YUBA CITY -- For nearly fifty years, Michael Pomeroy has kept his Vietnam War medals, including his Purple Heart, stashed away in a closet -- locked in a brief case. They were hidden, even from his own family.
"They were really curious what was going on in that box,” said Pomeroy.
That box kept not only his medals, but his memories -- painful ones. Once an army medic, he earned a Soldier’s Medal for saving two comrades from a burning helicopter.
"You always think of the people that didn't make it,” said Pomeroy through tears, “I was going through therapy for a while with some of the veterans. They say look at all the people you saved. You think about the people you didn't save.”
Easy to see why Pomeroy was distraught when, after evacuating his home last week amid warnings the Oroville Dam's emergency spillway might fail, looters ransacked his house, stealing his medals and whatever valuables they could get their hands on.
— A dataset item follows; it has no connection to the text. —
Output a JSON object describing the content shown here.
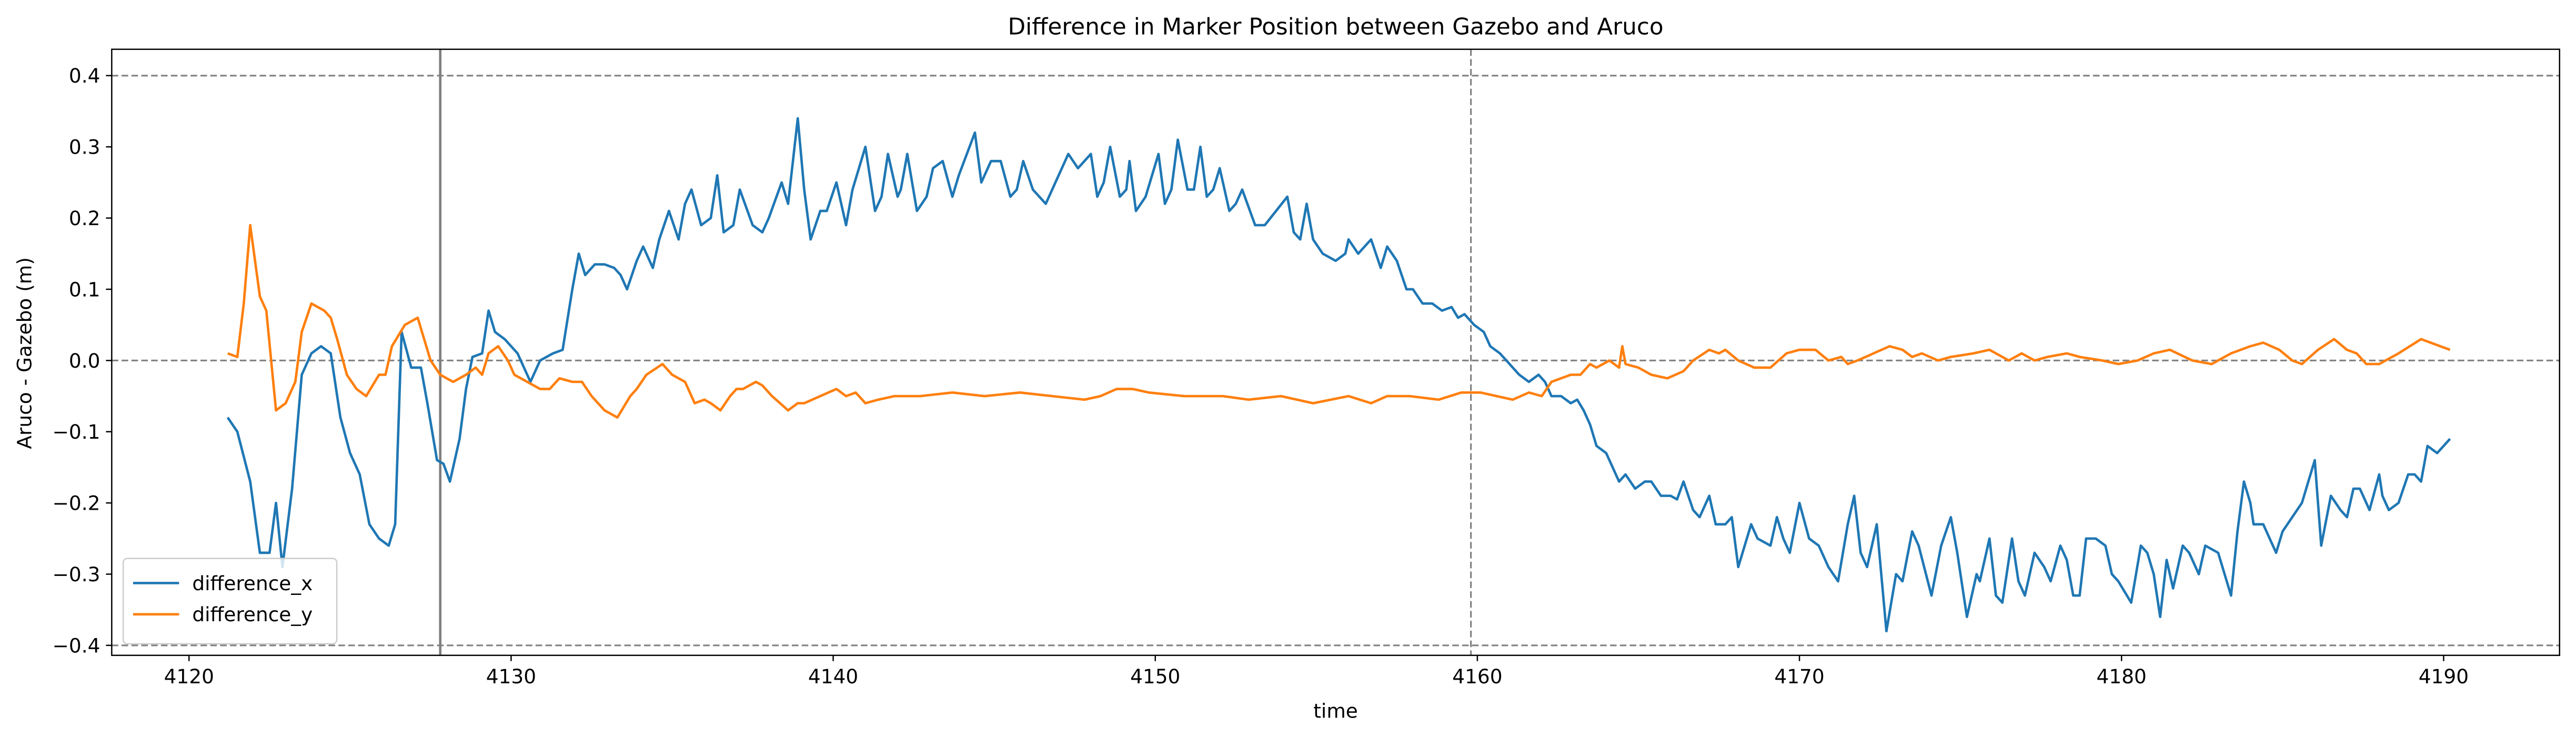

"It just, it blew me away. I couldn't believe that people could be so cruel,” said Gaylene Pomeroy, Michael’s wife.
News of the stolen medals spread quickly. Pomeroy got messages of support from as far as New Jersey. Hundreds of people passed the message along on social media.
Sunday evening, Yuba City Police Chief Robert Landon personally returned Pomeroy's medals. The looters left them in the back of a truck in a nearby church parking lot.
“It was just like an extremely good Christmas. I was just overwhelmed at the effort,” said Pomeroy with a laugh.
Police arrested three people in connection to the theft. Pomeroy says the whole ordeal led him to open up a little more with family about his past. And while this story does have a happy ending, even the medals' return served as a bittersweet reminder of what they represent.
“It's all about the people that didn't get through. That's kind of what that brings back,” said Pomeroy.
Yuba City Police did not return calls to contribute to this story.